You can also try out Stanza in spaCy --- Ines updated the spacy-stanfordnlp wrap...

You can also try out Stanza in spaCy --- Ines updated the spacy-stanfordnlp wrapper to use the new version pretty much immediately: https://github.com/explosion/spacy-stanza

I was asked by a friend about Stanza in a private DM, I'll paste the answer here as I think others might find it helpful:

    Q: are stanza models more accurate and consistent than
    spacy as this tweet claims?

    A: Yeah definitely, our models are quite a bit behind 
    state-of-the-art atm because we're still optimized for 
    CPU. We're hoping to have a spacy-nightly up soon that
    builds on the new version of Thinc.

    The main thing we want to do differently is having 
    shared encoding layers across the pipeline, with several
    components backproping to at least some shared layers of
    that. So that took a fair bit of redesign, especially to
    make sure that people could customize it well.

    We never released models that were built on wide and 
    deep BiLSTM architectures because we see that as an 
    unappealing speed/accuracy trade-off. It also makes the
    architecture hard to train on few examples, it's very 
    hyper-parameter intensive which is bad for Prodigy.

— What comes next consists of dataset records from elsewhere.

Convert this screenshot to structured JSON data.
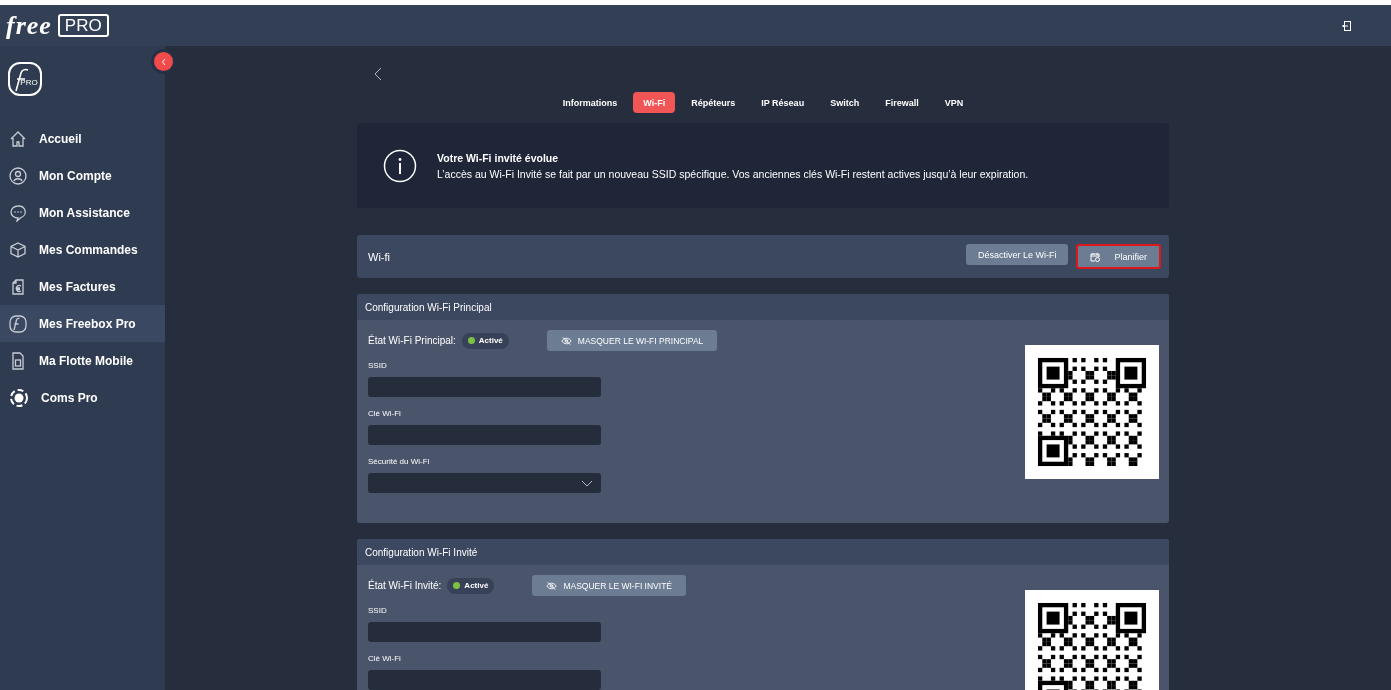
{
  "header": {
    "logo_word": "free",
    "logo_badge": "PRO"
  },
  "sidebar": {
    "logo_badge": "PRO",
    "items": [
      {
        "label": "Accueil",
        "selected": false
      },
      {
        "label": "Mon Compte",
        "selected": false
      },
      {
        "label": "Mon Assistance",
        "selected": false
      },
      {
        "label": "Mes Commandes",
        "selected": false
      },
      {
        "label": "Mes Factures",
        "selected": false
      },
      {
        "label": "Mes Freebox Pro",
        "selected": true
      },
      {
        "label": "Ma Flotte Mobile",
        "selected": false
      },
      {
        "label": "Coms Pro",
        "selected": false
      }
    ]
  },
  "tabs": [
    {
      "label": "Informations",
      "selected": false
    },
    {
      "label": "Wi-Fi",
      "selected": true
    },
    {
      "label": "Répéteurs",
      "selected": false
    },
    {
      "label": "IP Réseau",
      "selected": false
    },
    {
      "label": "Switch",
      "selected": false
    },
    {
      "label": "Firewall",
      "selected": false
    },
    {
      "label": "VPN",
      "selected": false
    }
  ],
  "notice": {
    "title": "Votre Wi-Fi invité évolue",
    "text": "L’accès au Wi-Fi Invité se fait par un nouveau SSID spécifique. Vos anciennes clés Wi-Fi restent actives jusqu’à leur expiration."
  },
  "wifi_bar": {
    "title": "Wi-fi",
    "buttons": [
      {
        "label": "Désactiver Le Wi-Fi",
        "highlighted": false,
        "icon": false
      },
      {
        "label": "Planifier",
        "highlighted": true,
        "icon": true
      }
    ]
  },
  "sections": [
    {
      "title": "Configuration Wi-Fi Principal",
      "state_label": "État Wi-Fi Principal:",
      "status": "Activé",
      "active": true,
      "hide_button": "MASQUER LE WI-FI PRINCIPAL",
      "fields": [
        {
          "label": "SSID",
          "kind": "text"
        },
        {
          "label": "Clé Wi-Fi",
          "kind": "text"
        },
        {
          "label": "Sécurité du Wi-Fi",
          "kind": "select"
        }
      ]
    },
    {
      "title": "Configuration Wi-Fi Invité",
      "state_label": "État Wi-Fi Invité:",
      "status": "Activé",
      "active": true,
      "hide_button": "MASQUER LE WI-FI INVITÉ",
      "fields": [
        {
          "label": "SSID",
          "kind": "text"
        },
        {
          "label": "Clé Wi-Fi",
          "kind": "text"
        }
      ]
    }
  ]
}
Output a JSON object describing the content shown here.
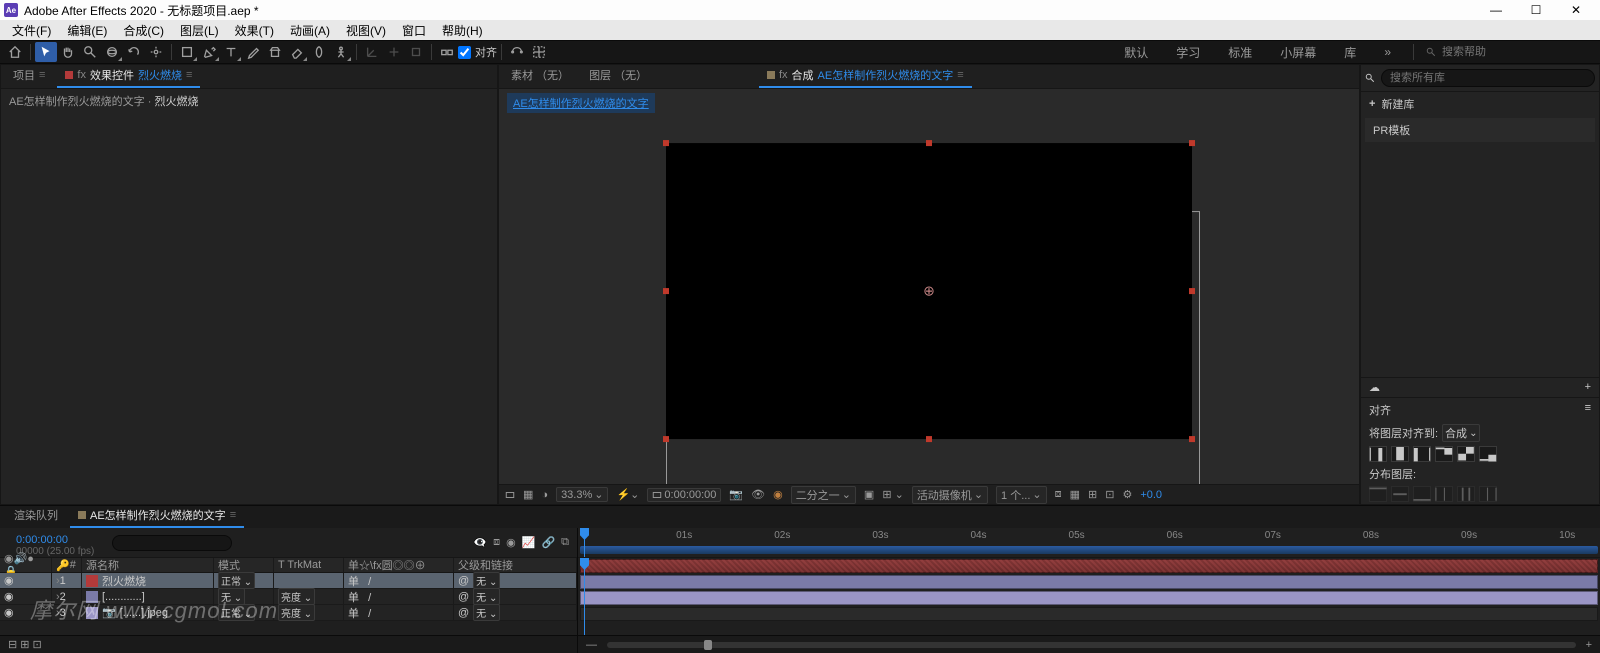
{
  "title": "Adobe After Effects 2020 - 无标题项目.aep *",
  "menu": [
    "文件(F)",
    "编辑(E)",
    "合成(C)",
    "图层(L)",
    "效果(T)",
    "动画(A)",
    "视图(V)",
    "窗口",
    "帮助(H)"
  ],
  "toolbar": {
    "snap_label": "对齐"
  },
  "workspaces": [
    "默认",
    "学习",
    "标准",
    "小屏幕",
    "库"
  ],
  "search_help_placeholder": "搜索帮助",
  "project": {
    "tabs": {
      "project": "项目",
      "fx": "效果控件",
      "fx_target": "烈火燃烧"
    },
    "crumb_comp": "AE怎样制作烈火燃烧的文字",
    "crumb_layer": "烈火燃烧"
  },
  "center": {
    "tabs": {
      "footage": "素材 （无）",
      "layer": "图层 （无）",
      "comp_prefix": "合成",
      "comp_name": "AE怎样制作烈火燃烧的文字"
    },
    "link_text": "AE怎样制作烈火燃烧的文字",
    "footer": {
      "zoom": "33.3%",
      "res": "二分之一",
      "camera": "活动摄像机",
      "view": "1 个...",
      "tc": "0:00:00:00",
      "exposure": "+0.0"
    }
  },
  "library": {
    "search_placeholder": "搜索所有库",
    "new_lib": "新建库",
    "items": [
      "PR模板"
    ],
    "align_title": "对齐",
    "align_to_label": "将图层对齐到:",
    "align_to_value": "合成",
    "distribute_label": "分布图层:"
  },
  "timeline": {
    "tabs": {
      "render": "渲染队列",
      "comp": "AE怎样制作烈火燃烧的文字"
    },
    "timecode": "0:00:00:00",
    "timecode_sub": "00000 (25.00 fps)",
    "search_placeholder": "",
    "columns": {
      "num": "#",
      "source": "源名称",
      "mode": "模式",
      "trkmat": "T  TrkMat",
      "switches": "单☆\\fx圆◎◎⊕",
      "parent": "父级和链接"
    },
    "layers": [
      {
        "num": "1",
        "color": "#b33a3a",
        "name": "烈火燃烧",
        "mode": "正常",
        "trk": "",
        "parent": "无",
        "selected": true
      },
      {
        "num": "2",
        "color": "#7a7aa8",
        "name": "[............]",
        "mode": "无",
        "trk": "亮度",
        "parent": "无",
        "selected": false
      },
      {
        "num": "3",
        "color": "#9a95c5",
        "name": "[......].jpeg",
        "mode": "正常",
        "trk": "亮度",
        "parent": "无",
        "selected": false
      }
    ],
    "ruler": [
      "01s",
      "02s",
      "03s",
      "04s",
      "05s",
      "06s",
      "07s",
      "08s",
      "09s",
      "10s"
    ]
  },
  "watermark": "摩尔网  www.cgmol.com"
}
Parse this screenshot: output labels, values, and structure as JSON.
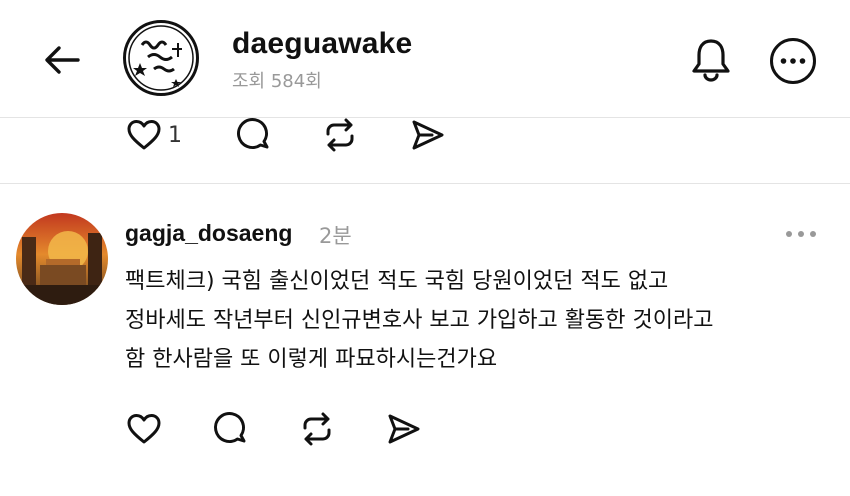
{
  "header": {
    "account_name": "daeguawake",
    "view_count": "조회 584회",
    "logo_icon": "daeguawake-logo-icon",
    "back_icon": "arrow-left-icon",
    "bell_icon": "bell-icon",
    "more_icon": "more-circle-icon"
  },
  "post_actions": {
    "like_count": "1",
    "icons": [
      "heart-icon",
      "comment-icon",
      "repost-icon",
      "share-icon"
    ]
  },
  "comment": {
    "username": "gagja_dosaeng",
    "time": "2분",
    "lines": [
      "팩트체크) 국힘 출신이었던 적도 국힘 당원이었던 적도 없고",
      "정바세도 작년부터 신인규변호사 보고 가입하고 활동한 것이라고",
      "함 한사람을 또 이렇게 파묘하시는건가요"
    ],
    "more_icon": "more-dots-icon",
    "actions": [
      "heart-icon",
      "comment-icon",
      "repost-icon",
      "share-icon"
    ]
  }
}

    Their experiments do undercount us a bit, especially 
    since they didn't use pretrained vectors, while they 
    did use pretrained vectors for their own and Flair's 
    models. We also perform really poorly on the CoNLL-03 
    task. I've never understood why --- I hate that dataset.
    I looked at it and it's like, these soccer match 
    reports, and the dev and test sets don't correlate well.
    So I've never wanted to figure out why we do poorly on 
    that data specifically.

As an example of what I mean by "under counting", we can get to 78% on the GermEval data, while their table has as on 68%, while FLAIR and Stanza are on 85%. So we're still behind, but by less. The thing is, the difference between 85 and 78 is actually quite a lot -- probably more than most people would intuit.

I hope we can get back to them with some updates for specific figures, or perhaps some datasets can be shown as missing values for spaCy. Running experiments with a bunch of different software and making sure it's all 100% compatible is pretty tedious, and it won't add much information. The bottom-line anyone should care about is, "Am I likely to see a difference in accuracy between Stanza and spaCy on my problem". At the moment I think the answer is "yes". (Although spaCy's default models are still cheaper to run on large datasets).

We're a bit behind the current research atm, and the improvements from that research are definitely real. We're looking forward to releasing new models, but in the meantime you can also use the Stanza models with very little change to your spaCy code, to see if they help on your problem.